In the end I decided to pass on overpriced critters. I didn’t need to post a bug-eating selfie on social media. As to whether they are vegetarian, well, insects don’t grow on trees. Okay I’m actually a pescatarian, which is the fancy way of saying I eat fish and seafood ’cause I want to. But I skipped the crickets this time.
Bangkok was crowded, hot, and a little overwhelming compared to calm and wintery Japan. I explored temples and got lost in the madness of Khao San Road, the backpacker haunt of Southeast Asia. I quickly realized that I was just another dirty backpacker, one of 29 million tourists who visit Thailand every year.
* We eat pad thai.
* We drink alcohol out of buckets.
* We wear parachute pants and flipflops.
* We wake up with a hangover at noon.
* We brag about which islands we’ve been to.
* We say “sawasdee” (hello) and “kop kah” (thank you).
* We take tuk-tuks (three-wheeled taxis), though they’re more expensive than real taxis.
* We ride scooters.
* We get tattoos.
* We gravitate to wifi and ignore each other.
* We visit 7-Eleven daily for the air conditioning and bottled of water.
* We are American or European.
* We make fools of ourselves.
It took me a week to escape Bangkok. I didn’t have any tickets booked and I had no plans, so indecision took over. Do I go here or there? How long do I stay? Everyone says the islands are great but which one(s)? What if I miss the best one?
I took an overnight train and a ferry to Koh Phi Phi, the biggest party island in the Andaman Sea. I intentionally skipped the Full Moon Party on Koh Phangan, the thought of 30,000 tourists getting drunk on a beach did not appeal. But I’ll admit that I was curious enough for one night of festivities. The music blasted, the drinks flowed, I met two Brits (Kat and Katie), and we danced on the beach. The best part was that the music stopped at 2AM and everyone went home.
I took a ferry to Koh Lanta to experience a larger, quieter island. It was still overrun with tourists but less obnoxious. Koh Phi Phi had been small enough to walk around but I needed motorized transportation to see Koh Lanta, and I rented a scooter. I’d seen plenty of tourists with bandaged limbs and road rash so I heeded the warnings and drove the speed limit.

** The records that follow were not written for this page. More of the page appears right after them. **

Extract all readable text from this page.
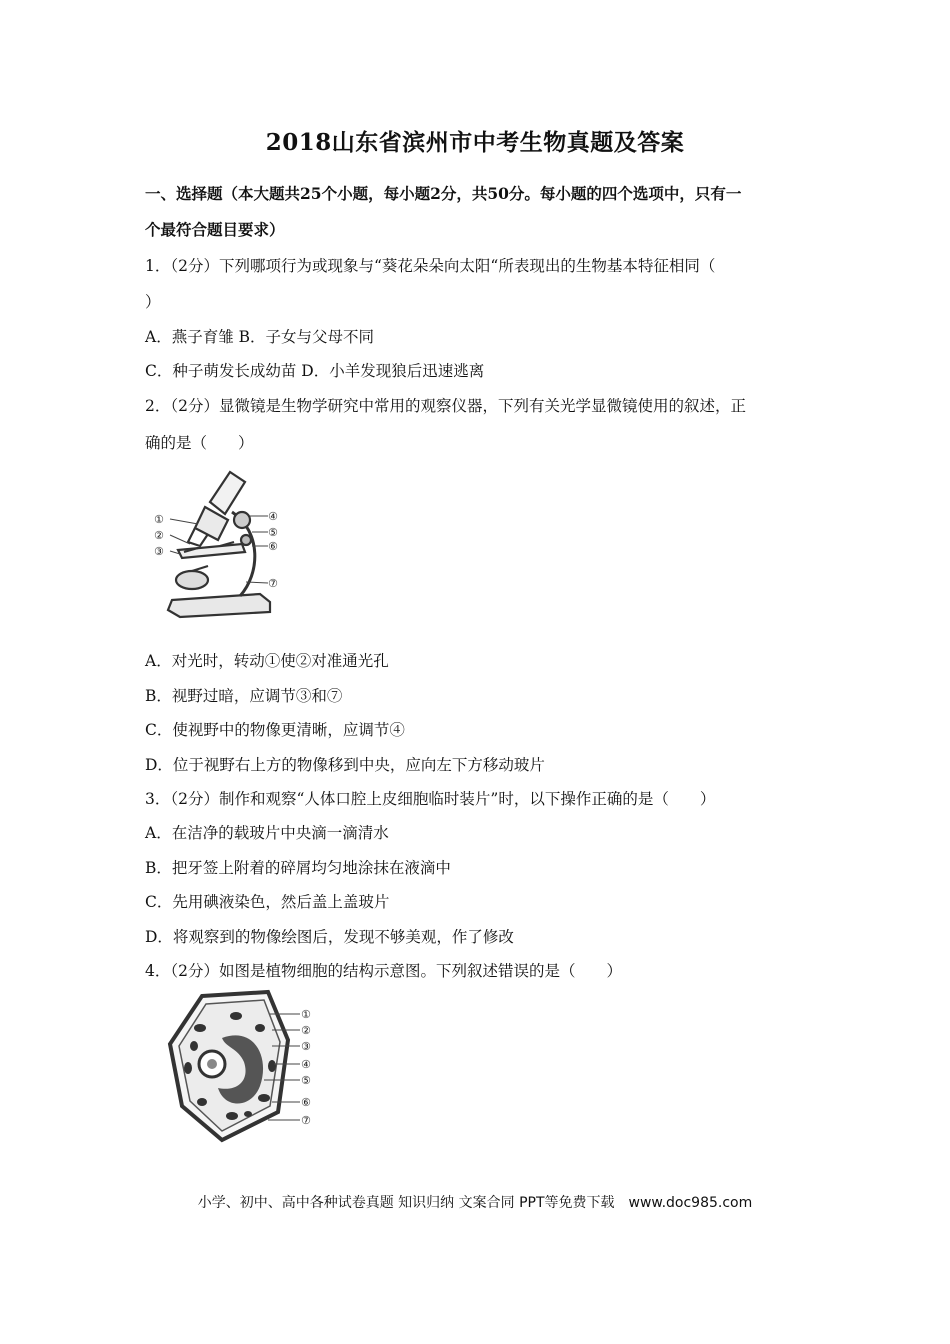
2018山东省滨州市中考生物真题及答案
一、选择题（本大题共25个小题，每小题2分，共50分。每小题的四个选项中，只有一
个最符合题目要求）
1．（2分）下列哪项行为或现象与“葵花朵朵向太阳“所表现出的生物基本特征相同（
）
A．燕子育雏 B．子女与父母不同
C．种子萌发长成幼苗 D．小羊发现狼后迅速逃离
2．（2分）显微镜是生物学研究中常用的观察仪器，下列有关光学显微镜使用的叙述，正
确的是（　　）
①
②
③
④
⑤
⑥
⑦
A．对光时，转动①使②对准通光孔
B．视野过暗，应调节③和⑦
C．使视野中的物像更清晰，应调节④
D．位于视野右上方的物像移到中央，应向左下方移动玻片
3．（2分）制作和观察“人体口腔上皮细胞临时装片”时，以下操作正确的是（　　）
A．在洁净的载玻片中央滴一滴清水
B．把牙签上附着的碎屑均匀地涂抹在液滴中
C．先用碘液染色，然后盖上盖玻片
D．将观察到的物像绘图后，发现不够美观，作了修改
4．（2分）如图是植物细胞的结构示意图。下列叙述错误的是（　　）
①
②
③
④
⑤
⑥
⑦
小学、初中、高中各种试卷真题 知识归纳 文案合同 PPT等免费下载　www.doc985.com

Until Koh Lanta I had never rented a vehicle while traveling, ever. It was freedom on two wheels. I could go wherever and whenever I wanted. I drove down the coast to the national park to visit the monkeys, and through the middle of the island on unpaved roads. I passed Thai families that waved at me, probably because they were surprised to see a tourist on the back roads. At the hostel I met a Brit named Rick and two Swedish cousins, and we together we drove around the island in parachute pants, looking for our next pad thai.